Data for Me, Not for Thee
Memo #2: If creators are judged by conversion, shouldn’t they see the numbers?
Welcome to Creator Economy Dispatch, where research meets reality. Insights, interviews, and observations on how creators, brands, and platforms actually work together—part case study, part cultural commentary.
The creator economy now runs on ROI. And yet? Creators are playing without a scoreboard, while everyone else keeps score.
After campaigns wrap, brands demand numbers: reach, likes, saves, shares, clicks, even qualitative feedback. Sharing those metrics is often written into creators’ contracts. But what information do creators get back?
Almost nothing.
The data flow is typically one-way. Creators are asked to send screenshots: Instagram insights, story replies, swipe-up metrics, podcast downloads. Sometimes even DMs. The information is disparate, manual, and often unverifiable. The burden of reporting falls on the creator. The results, if they exist, stay with the brand.
And those are often the numbers that matter most. Not impressions or likes, but conversions. Sales driven. Click-through rates. New customers acquired. That’s what creators need to see if they’re being judged on performance. But they rarely do.
Maybe the asymmetry isn’t nefarious. Maybe brands genuinely don’t have the attribution mechanisms to know exactly who drove what. Or maybe they do, and prefer to keep the numbers close to the chest. After all, who wants to admit when a campaign didn’t work? And who volunteers to level the playing field when it’s already tilted in their favor? In an economy obsessed with performance, silence is often easier than accountability. And in a system built on metrics, the real power is in deciding which ones, if any, get shared.
But is that sustainable? In a transactional, market-driven system that claims to reward performance, how long can creators be expected to operate without true visibility into the results?
Right now, brands hold the wallets. That gives them leverage.
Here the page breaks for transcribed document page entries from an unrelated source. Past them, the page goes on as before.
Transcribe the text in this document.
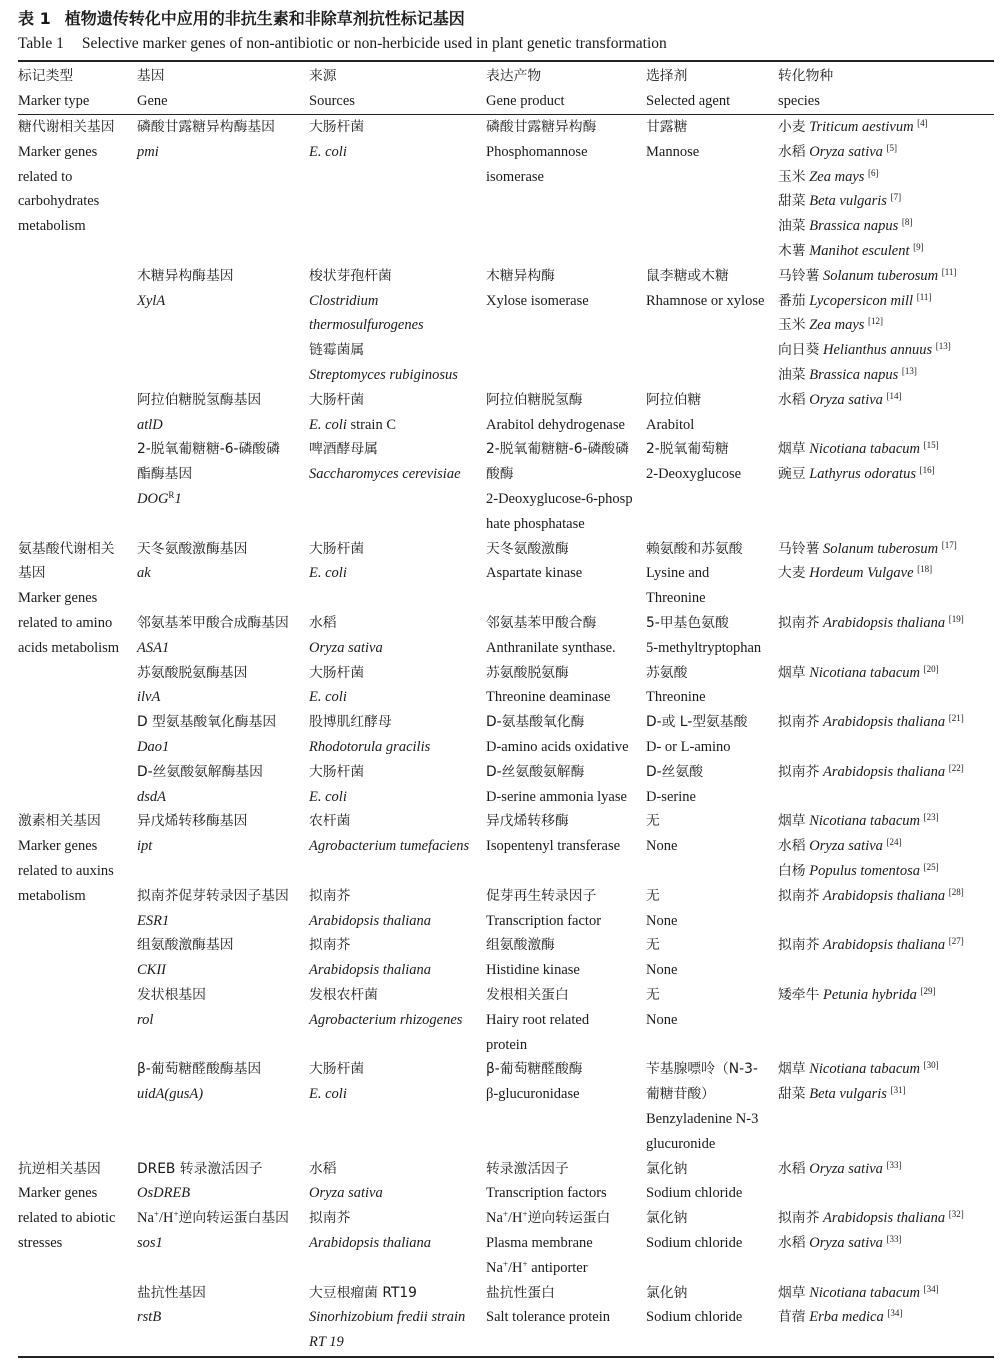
表 1 植物遗传转化中应用的非抗生素和非除草剂抗性标记基因
Table 1 Selective marker genes of non-antibiotic or non-herbicide used in plant genetic transformation
标记类型
Marker type
基因
Gene
来源
Sources
表达产物
Gene product
选择剂
Selected agent
转化物种
species
糖代谢相关基因
Marker genes
related to
carbohydrates
metabolism
氨基酸代谢相关
基因
Marker genes
related to amino
acids metabolism
激素相关基因
Marker genes
related to auxins
metabolism
抗逆相关基因
Marker genes
related to abiotic
stresses
磷酸甘露糖异构酶基因
pmi
大肠杆菌
E. coli
磷酸甘露糖异构酶
Phosphomannose
isomerase
甘露糖
Mannose
小麦 Triticum aestivum [4]
水稻 Oryza sativa [5]
玉米 Zea mays [6]
甜菜 Beta vulgaris [7]
油菜 Brassica napus [8]
木薯 Manihot esculent [9]
木糖异构酶基因
XylA
梭状芽孢杆菌
Clostridium
thermosulfurogenes
链霉菌属
Streptomyces rubiginosus
木糖异构酶
Xylose isomerase
鼠李糖或木糖
Rhamnose or xylose
马铃薯 Solanum tuberosum [11]
番茄 Lycopersicon mill [11]
玉米 Zea mays [12]
向日葵 Helianthus annuus [13]
油菜 Brassica napus [13]
阿拉伯糖脱氢酶基因
atlD
大肠杆菌
E. coli strain C
阿拉伯糖脱氢酶
Arabitol dehydrogenase
阿拉伯糖
Arabitol
水稻 Oryza sativa [14]
2-脱氧葡糖糖-6-磷酸磷
酯酶基因
$DOG^R1$
啤酒酵母属
Saccharomyces cerevisiae
2-脱氧葡糖糖-6-磷酸磷
酸酶
2-Deoxyglucose-6-phosp
hate phosphatase
2-脱氧葡萄糖
2-Deoxyglucose
烟草 Nicotiana tabacum [15]
豌豆 Lathyrus odoratus [16]
天冬氨酸激酶基因
ak
大肠杆菌
E. coli
天冬氨酸激酶
Aspartate kinase
赖氨酸和苏氨酸
Lysine and
Threonine
马铃薯 Solanum tuberosum [17]
大麦 Hordeum Vulgave [18]
邻氨基苯甲酸合成酶基因
ASA1
水稻
Oryza sativa
邻氨基苯甲酸合酶
Anthranilate synthase.
5-甲基色氨酸
5-methyltryptophan
拟南芥 Arabidopsis thaliana [19]
苏氨酸脱氨酶基因
ilvA
大肠杆菌
E. coli
苏氨酸脱氨酶
Threonine deaminase
苏氨酸
Threonine
烟草 Nicotiana tabacum [20]
D 型氨基酸氧化酶基因
Dao1
股博肌红酵母
Rhodotorula gracilis
D-氨基酸氧化酶
D-amino acids oxidative
D-或 L-型氨基酸
D- or L-amino
拟南芥 Arabidopsis thaliana [21]
D-丝氨酸氨解酶基因
dsdA
大肠杆菌
E. coli
D-丝氨酸氨解酶
D-serine ammonia lyase
D-丝氨酸
D-serine
拟南芥 Arabidopsis thaliana [22]
异戊烯转移酶基因
ipt
农杆菌
Agrobacterium tumefaciens
异戊烯转移酶
Isopentenyl transferase
无
None
烟草 Nicotiana tabacum [23]
水稻 Oryza sativa [24]
白杨 Populus tomentosa [25]
拟南芥促芽转录因子基因
ESR1
拟南芥
Arabidopsis thaliana
促芽再生转录因子
Transcription factor
无
None
拟南芥 Arabidopsis thaliana [28]
组氨酸激酶基因
CKII
拟南芥
Arabidopsis thaliana
组氨酸激酶
Histidine kinase
无
None
拟南芥 Arabidopsis thaliana [27]
发状根基因
rol
发根农杆菌
Agrobacterium rhizogenes
发根相关蛋白
Hairy root related
protein
无
None
矮牵牛 Petunia hybrida [29]
β-葡萄糖醛酸酶基因
uidA(gusA)
大肠杆菌
E. coli
β-葡萄糖醛酸酶
β-glucuronidase
苄基腺嘌呤（N-3-
葡糖苷酸）
Benzyladenine N-3
glucuronide
烟草 Nicotiana tabacum [30]
甜菜 Beta vulgaris [31]
DREB 转录激活因子
OsDREB
水稻
Oryza sativa
转录激活因子
Transcription factors
氯化钠
Sodium chloride
水稻 Oryza sativa [33]
Na+/H+逆向转运蛋白基因
sos1
拟南芥
Arabidopsis thaliana
Na+/H+逆向转运蛋白
Plasma membrane
Na+/H+ antiporter
氯化钠
Sodium chloride
拟南芥 Arabidopsis thaliana [32]
水稻 Oryza sativa [33]
盐抗性基因
rstB
大豆根瘤菌 RT19
Sinorhizobium fredii strain
RT 19
盐抗性蛋白
Salt tolerance protein
氯化钠
Sodium chloride
烟草 Nicotiana tabacum [34]
苜蓿 Erba medica [34]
But that leverage depends on creators continuing to accept an information deficit in exchange for opportunity.
That tradeoff has held for a while. It may not hold much longer.
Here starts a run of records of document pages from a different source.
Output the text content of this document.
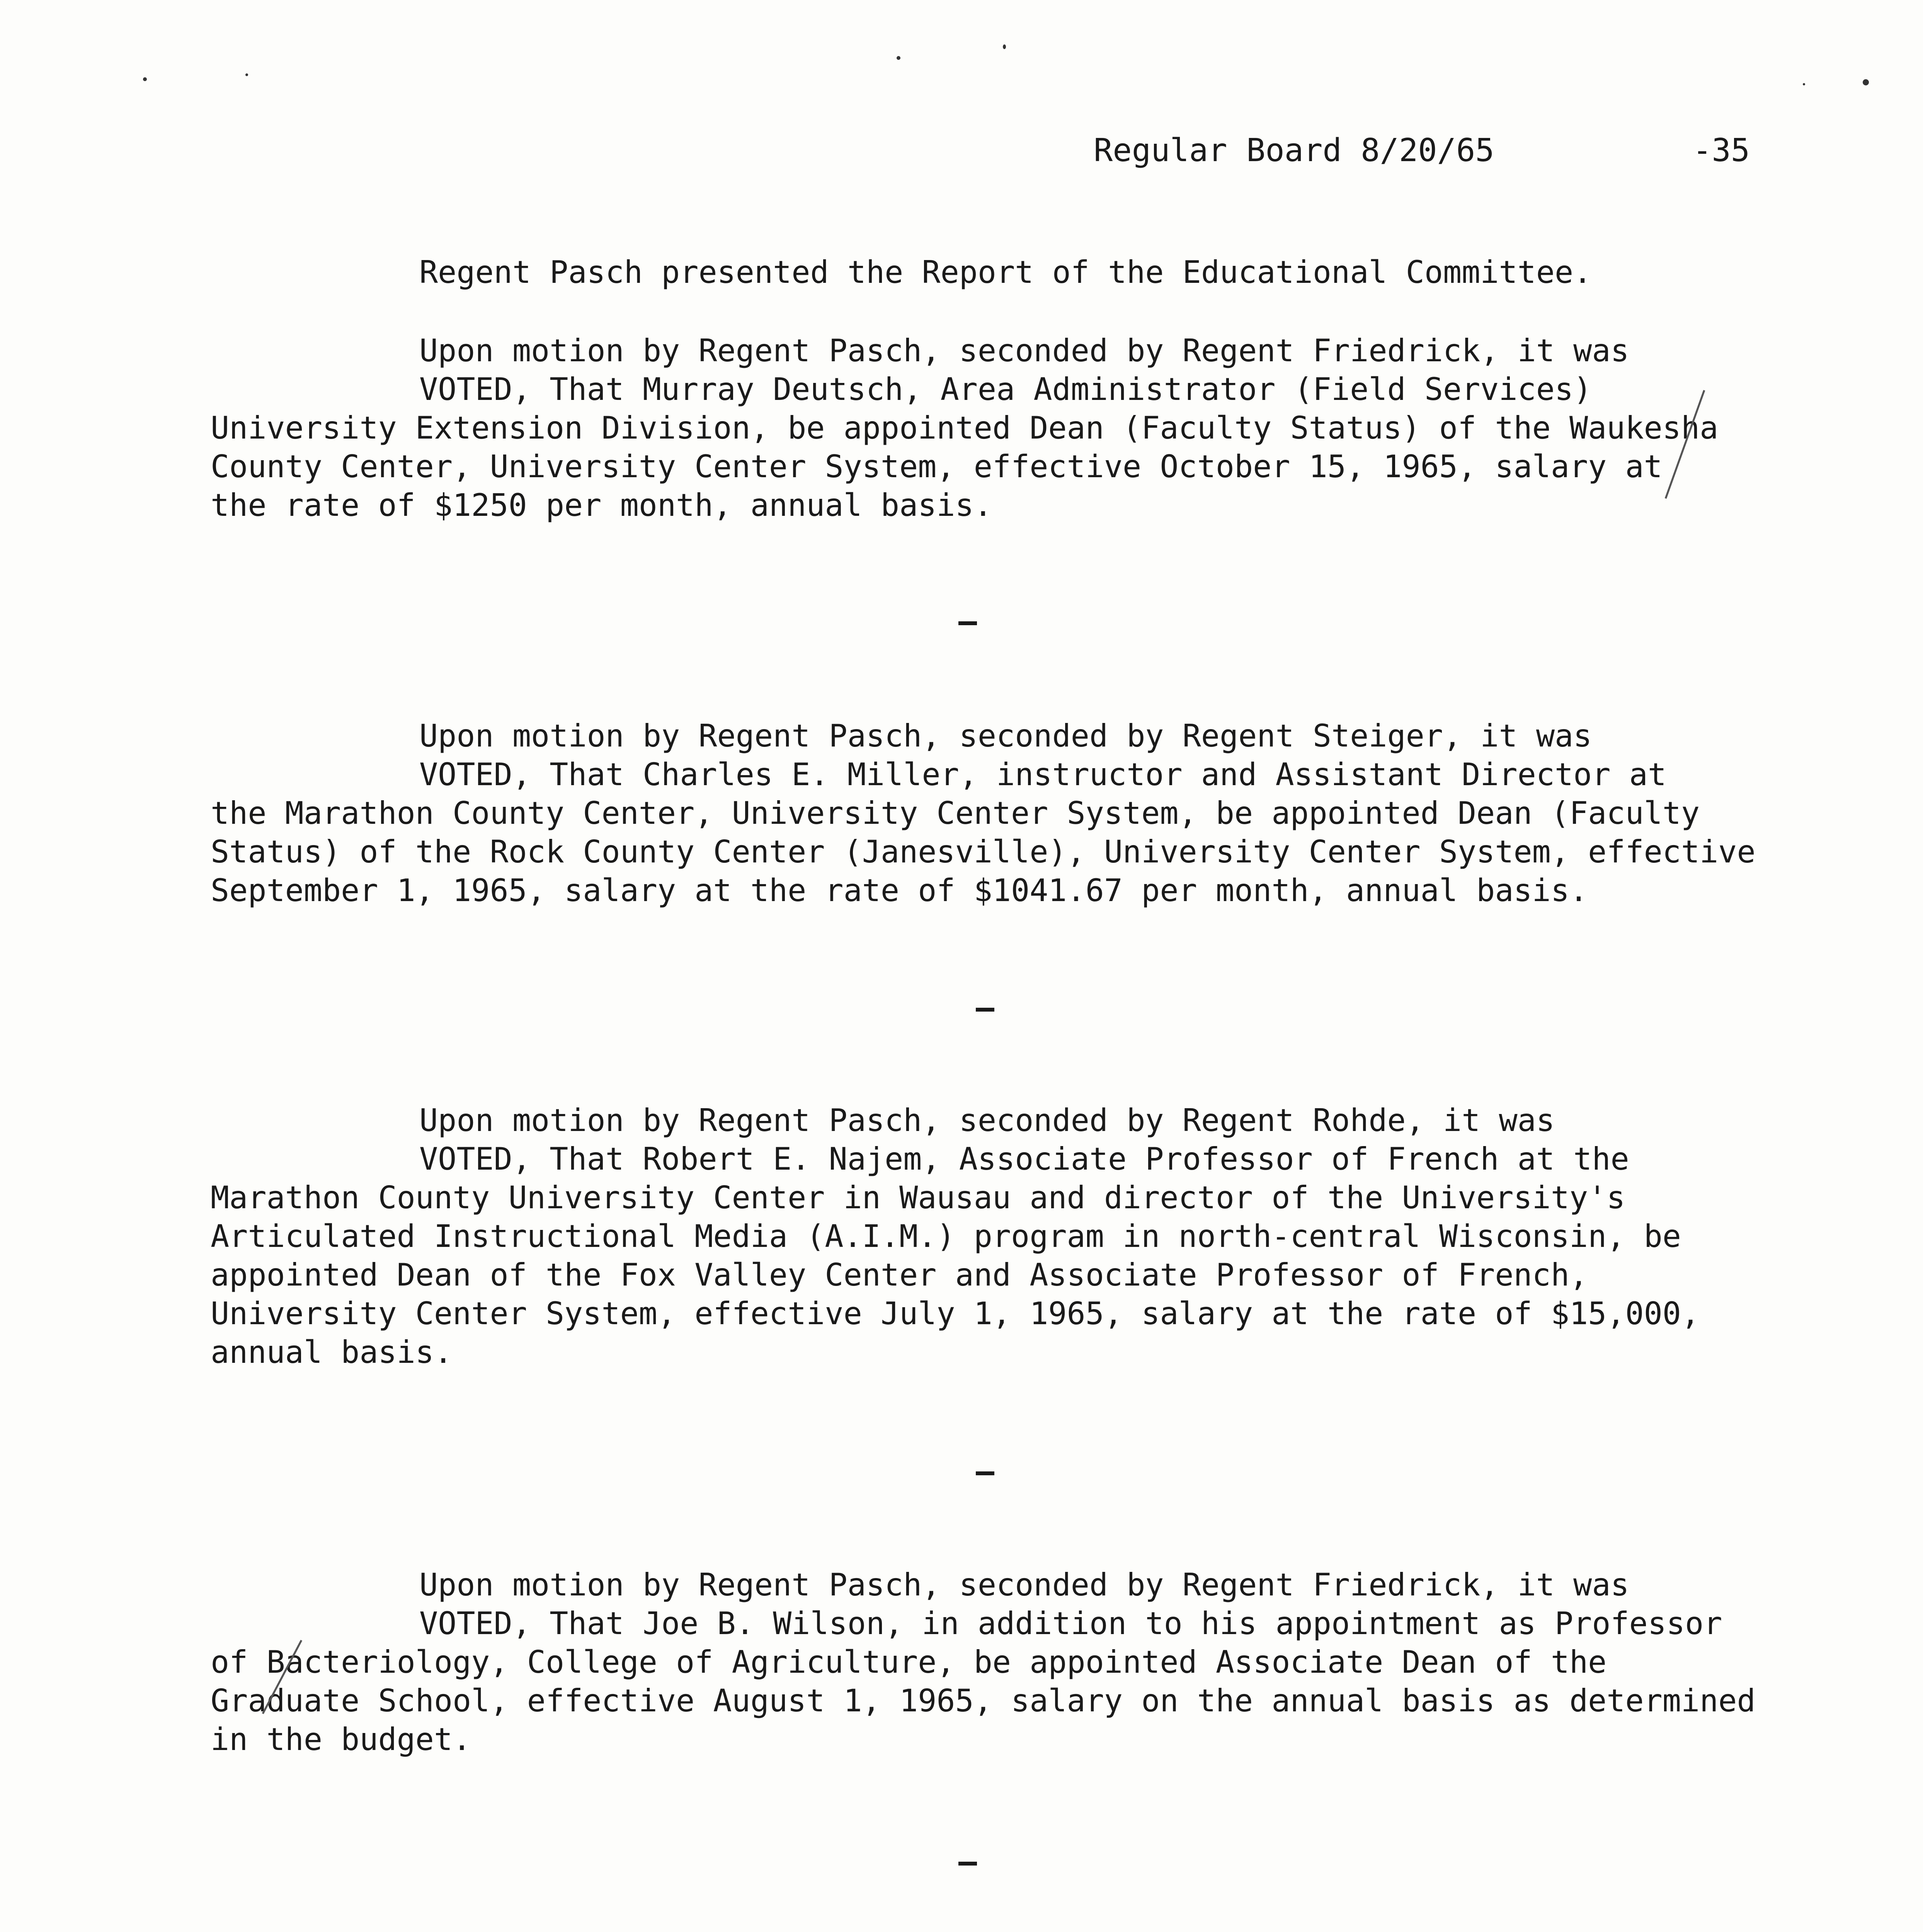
Regular Board 8/20/65	-35
Regent Pasch presented the Report of the Educational Committee.
Upon motion by Regent Pasch, seconded by Regent Friedrick, it was
VOTED, That Murray Deutsch, Area Administrator (Field Services)
University Extension Division, be appointed Dean (Faculty Status) of the Waukesha
County Center, University Center System, effective October 15, 1965, salary at
the rate of $1250 per month, annual basis.
Upon motion by Regent Pasch, seconded by Regent Steiger, it was
VOTED, That Charles E. Miller, instructor and Assistant Director at
the Marathon County Center, University Center System, be appointed Dean (Faculty
Status) of the Rock County Center (Janesville), University Center System, effective
September 1, 1965, salary at the rate of $1041.67 per month, annual basis.
Upon motion by Regent Pasch, seconded by Regent Rohde, it was
VOTED, That Robert E. Najem, Associate Professor of French at the
Marathon County University Center in Wausau and director of the University's
Articulated Instructional Media (A.I.M.) program in north-central Wisconsin, be
appointed Dean of the Fox Valley Center and Associate Professor of French,
University Center System, effective July 1, 1965, salary at the rate of $15,000,
annual basis.
Upon motion by Regent Pasch, seconded by Regent Friedrick, it was
VOTED, That Joe B. Wilson, in addition to his appointment as Professor
of Bacteriology, College of Agriculture, be appointed Associate Dean of the
Graduate School, effective August 1, 1965, salary on the annual basis as determined
in the budget.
The shift won’t come because creators suddenly gain access to brand data. It will come because they control something buyers can’t replicate: high-trust, high-engagement distribution. In a fractured media landscape, creators own some of the only channels where people still pay attention. That scarcity makes them harder to replace. Brands may keep the data. But creators hold the demand. And in any market, that is what drives power.
Some brands are already adapting. I’ve spoken to teams that proactively share sales data and post-campaign reporting, treating creators less like placements and more like partners.
As more tools emerge to close the loop—from affiliate analytics to automated reporting—the imbalance becomes harder to justify. The brands that win will be the ones that treat creators not as interchangeable vendors, but as strategic partners. And that starts with sharing the numbers.
Because creators aren’t just asking to be paid. They’re asking to see the impact they’re being judged on. In an economy built on ROI, that’s not a luxury. It’s the cost of entry.
Seems similar to marketing partnerships from my time in the NBA. The brand (paying the money) always got loads of data back from the team, but I don’t recall the team getting much data from the brand unless the brand was a data provider. That may have changed since I’ve been away though.